O Escritório de Direitos Humanos da ONU ressaltou que, uma vez que todos os crimes não foram cometidos pelo próprio ex-presidente, é imperativo que os responsáveis por tais abusos sejam levados a julgamento.

Sérias violações dos direitos humanos - como tortura, abuso sexual e execuções extrajudiciais - referentes ao período entre 1971 e 1986, em que Jean-Claude Duvalier esteve no poder. Foto: Marcello Casal Jr/ABr - Agência Brasil

Sérias violações dos direitos humanos – como tortura, abuso sexual e execuções extrajudiciais – referentes ao período entre 1971 e 1986, em que Jean-Claude Duvalier esteve no poder. Foto: Marcello Casal Jr/ABr – Agência Brasil

É essencial manter os procedimentos legais e as investigações contra indivíduos associados ao antigo presidente do Haiti, Jean-Claude Duvalier – conhecido como “Baby Doc” – apesar de seu falecimento no dia 4 de outubro deste ano, afirmou o Escritório de Direitos Humanos das Nações Unidas nesta terça-feira (07).

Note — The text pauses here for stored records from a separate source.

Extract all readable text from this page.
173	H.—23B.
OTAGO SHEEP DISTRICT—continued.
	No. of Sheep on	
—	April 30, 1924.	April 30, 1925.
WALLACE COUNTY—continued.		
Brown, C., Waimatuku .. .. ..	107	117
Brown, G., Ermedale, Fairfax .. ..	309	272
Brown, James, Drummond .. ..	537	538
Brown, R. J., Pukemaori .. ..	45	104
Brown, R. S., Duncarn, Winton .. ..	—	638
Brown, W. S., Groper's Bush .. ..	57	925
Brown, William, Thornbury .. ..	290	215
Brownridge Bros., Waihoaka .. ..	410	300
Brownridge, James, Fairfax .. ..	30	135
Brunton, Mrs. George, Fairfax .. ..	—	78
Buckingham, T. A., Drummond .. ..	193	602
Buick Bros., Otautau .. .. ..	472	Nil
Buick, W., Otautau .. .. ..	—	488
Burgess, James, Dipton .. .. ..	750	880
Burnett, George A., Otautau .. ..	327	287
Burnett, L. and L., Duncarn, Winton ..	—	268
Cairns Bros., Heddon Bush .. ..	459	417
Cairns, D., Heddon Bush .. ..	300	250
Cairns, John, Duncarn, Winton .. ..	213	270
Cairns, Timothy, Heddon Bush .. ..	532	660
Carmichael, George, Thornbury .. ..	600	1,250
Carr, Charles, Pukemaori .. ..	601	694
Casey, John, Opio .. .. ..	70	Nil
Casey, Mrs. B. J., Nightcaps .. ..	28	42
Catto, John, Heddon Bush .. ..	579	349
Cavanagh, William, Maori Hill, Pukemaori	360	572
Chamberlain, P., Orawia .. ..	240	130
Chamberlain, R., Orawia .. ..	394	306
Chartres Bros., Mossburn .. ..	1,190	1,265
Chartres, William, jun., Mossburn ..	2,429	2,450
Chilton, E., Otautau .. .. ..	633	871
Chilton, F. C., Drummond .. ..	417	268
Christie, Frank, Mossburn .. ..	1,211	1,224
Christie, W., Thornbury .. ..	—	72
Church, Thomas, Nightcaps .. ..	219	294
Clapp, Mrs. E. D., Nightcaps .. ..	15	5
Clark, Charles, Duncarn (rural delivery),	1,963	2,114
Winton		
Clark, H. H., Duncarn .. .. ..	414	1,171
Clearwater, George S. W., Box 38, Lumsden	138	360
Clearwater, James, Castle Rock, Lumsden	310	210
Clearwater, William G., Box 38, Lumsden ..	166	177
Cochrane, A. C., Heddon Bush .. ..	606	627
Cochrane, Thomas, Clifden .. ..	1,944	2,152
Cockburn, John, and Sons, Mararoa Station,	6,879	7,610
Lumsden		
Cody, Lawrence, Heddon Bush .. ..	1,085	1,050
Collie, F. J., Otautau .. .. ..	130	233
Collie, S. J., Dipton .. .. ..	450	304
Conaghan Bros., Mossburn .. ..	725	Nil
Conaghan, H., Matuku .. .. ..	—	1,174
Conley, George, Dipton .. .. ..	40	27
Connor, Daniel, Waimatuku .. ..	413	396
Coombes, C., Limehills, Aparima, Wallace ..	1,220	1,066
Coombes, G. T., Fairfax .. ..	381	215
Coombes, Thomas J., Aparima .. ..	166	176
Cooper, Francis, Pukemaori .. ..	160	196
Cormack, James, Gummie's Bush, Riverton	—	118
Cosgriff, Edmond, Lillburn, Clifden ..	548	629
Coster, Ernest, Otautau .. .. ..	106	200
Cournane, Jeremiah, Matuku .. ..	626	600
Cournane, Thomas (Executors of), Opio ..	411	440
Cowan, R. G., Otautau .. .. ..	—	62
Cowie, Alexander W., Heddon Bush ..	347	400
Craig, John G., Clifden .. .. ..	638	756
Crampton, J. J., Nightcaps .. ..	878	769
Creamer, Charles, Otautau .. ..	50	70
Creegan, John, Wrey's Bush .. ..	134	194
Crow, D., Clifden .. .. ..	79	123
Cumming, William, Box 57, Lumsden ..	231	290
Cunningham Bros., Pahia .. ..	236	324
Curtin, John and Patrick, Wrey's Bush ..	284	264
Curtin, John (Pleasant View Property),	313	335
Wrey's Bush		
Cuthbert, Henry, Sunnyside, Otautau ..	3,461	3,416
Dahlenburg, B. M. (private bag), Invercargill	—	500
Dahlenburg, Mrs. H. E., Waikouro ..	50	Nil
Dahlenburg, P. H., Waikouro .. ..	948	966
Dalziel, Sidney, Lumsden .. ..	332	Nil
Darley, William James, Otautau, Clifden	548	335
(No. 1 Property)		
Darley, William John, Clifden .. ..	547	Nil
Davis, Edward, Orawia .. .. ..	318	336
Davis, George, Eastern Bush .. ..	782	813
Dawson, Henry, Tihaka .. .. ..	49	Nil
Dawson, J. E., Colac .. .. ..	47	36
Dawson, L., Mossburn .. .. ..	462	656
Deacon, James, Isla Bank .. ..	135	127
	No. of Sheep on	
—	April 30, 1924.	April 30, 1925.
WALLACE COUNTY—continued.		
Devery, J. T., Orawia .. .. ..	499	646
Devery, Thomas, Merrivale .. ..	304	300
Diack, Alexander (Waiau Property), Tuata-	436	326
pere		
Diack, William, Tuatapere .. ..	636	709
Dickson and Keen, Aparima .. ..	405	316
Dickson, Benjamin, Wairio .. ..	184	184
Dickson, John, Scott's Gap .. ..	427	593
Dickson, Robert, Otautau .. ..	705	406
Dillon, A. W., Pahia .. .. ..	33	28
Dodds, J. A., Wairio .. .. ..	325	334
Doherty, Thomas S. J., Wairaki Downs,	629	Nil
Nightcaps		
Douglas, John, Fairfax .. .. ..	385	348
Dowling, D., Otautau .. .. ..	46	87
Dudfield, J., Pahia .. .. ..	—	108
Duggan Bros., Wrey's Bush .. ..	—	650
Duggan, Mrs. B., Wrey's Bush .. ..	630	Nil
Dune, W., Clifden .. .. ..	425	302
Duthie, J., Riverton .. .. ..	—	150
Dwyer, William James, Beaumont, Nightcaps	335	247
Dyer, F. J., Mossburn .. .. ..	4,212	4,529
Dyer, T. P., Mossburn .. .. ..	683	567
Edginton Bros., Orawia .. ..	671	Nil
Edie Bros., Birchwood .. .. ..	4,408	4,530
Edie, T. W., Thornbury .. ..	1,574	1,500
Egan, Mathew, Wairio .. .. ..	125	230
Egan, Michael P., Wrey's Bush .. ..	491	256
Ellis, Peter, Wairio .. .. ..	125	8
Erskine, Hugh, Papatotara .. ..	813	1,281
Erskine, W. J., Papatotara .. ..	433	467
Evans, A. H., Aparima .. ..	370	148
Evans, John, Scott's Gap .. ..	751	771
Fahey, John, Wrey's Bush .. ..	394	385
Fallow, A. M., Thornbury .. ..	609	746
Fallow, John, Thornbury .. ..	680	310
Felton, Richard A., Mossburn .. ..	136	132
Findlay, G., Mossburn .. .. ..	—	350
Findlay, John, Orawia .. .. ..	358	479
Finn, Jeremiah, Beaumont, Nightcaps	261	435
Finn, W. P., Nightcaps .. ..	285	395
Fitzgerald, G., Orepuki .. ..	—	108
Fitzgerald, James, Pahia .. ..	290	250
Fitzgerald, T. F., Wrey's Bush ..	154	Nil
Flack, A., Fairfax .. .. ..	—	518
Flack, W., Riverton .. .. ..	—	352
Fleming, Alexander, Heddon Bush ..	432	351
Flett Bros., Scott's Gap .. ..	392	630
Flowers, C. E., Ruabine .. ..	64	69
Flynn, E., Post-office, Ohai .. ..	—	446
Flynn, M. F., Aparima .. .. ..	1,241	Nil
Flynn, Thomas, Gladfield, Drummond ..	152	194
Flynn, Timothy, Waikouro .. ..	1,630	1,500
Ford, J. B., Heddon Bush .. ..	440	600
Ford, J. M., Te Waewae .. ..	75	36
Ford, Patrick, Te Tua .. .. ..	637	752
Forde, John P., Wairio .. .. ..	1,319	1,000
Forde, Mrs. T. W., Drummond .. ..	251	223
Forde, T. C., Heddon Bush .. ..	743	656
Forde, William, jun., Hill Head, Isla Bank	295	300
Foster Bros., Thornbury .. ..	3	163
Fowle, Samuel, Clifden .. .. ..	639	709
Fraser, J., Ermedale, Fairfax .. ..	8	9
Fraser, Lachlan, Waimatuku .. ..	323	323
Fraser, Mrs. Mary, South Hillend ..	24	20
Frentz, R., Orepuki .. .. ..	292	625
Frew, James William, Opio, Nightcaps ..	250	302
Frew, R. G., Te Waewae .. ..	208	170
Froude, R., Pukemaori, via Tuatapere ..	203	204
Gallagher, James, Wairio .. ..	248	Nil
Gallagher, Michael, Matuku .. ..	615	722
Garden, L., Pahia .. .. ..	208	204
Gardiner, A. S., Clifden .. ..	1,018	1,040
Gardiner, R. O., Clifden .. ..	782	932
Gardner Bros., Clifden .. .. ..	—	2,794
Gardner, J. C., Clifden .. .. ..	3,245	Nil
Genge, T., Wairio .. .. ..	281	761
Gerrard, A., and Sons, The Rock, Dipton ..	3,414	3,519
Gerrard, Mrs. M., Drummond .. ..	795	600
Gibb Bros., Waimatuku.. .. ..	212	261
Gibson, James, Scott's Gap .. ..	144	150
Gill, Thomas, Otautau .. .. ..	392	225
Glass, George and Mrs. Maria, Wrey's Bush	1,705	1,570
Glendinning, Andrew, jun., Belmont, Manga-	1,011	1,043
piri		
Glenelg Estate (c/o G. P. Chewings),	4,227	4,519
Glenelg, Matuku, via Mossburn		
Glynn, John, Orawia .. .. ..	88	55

Sérias violações dos direitos humanos – como tortura, abuso sexual e execuções extrajudiciais – referentes ao período entre 1971 e 1986, em que Duvalier esteve no poder, foram extensamente documentadas por grupos de direitos humanos locais e internacionais.

O porta-voz do Alto Comissariado das Nações Unidas para os Direitos Humanos (ACNUDH), Rupert Colville, ressaltou que, uma vez que todos os crimes “obviamente” não foram cometidos pelo próprio ex-presidente, é imperativo que os responsáveis por tais abusos sejam levados a julgamento.

No inicio deste ano, um tribunal do Haiti reverteu uma determinação de janeiro de 2012 que estabelecia que Duvalier não poderia ser acusado por crimes contra a humanidade ocorridos durante seu governo porque o estatuto de limitações havia expirado.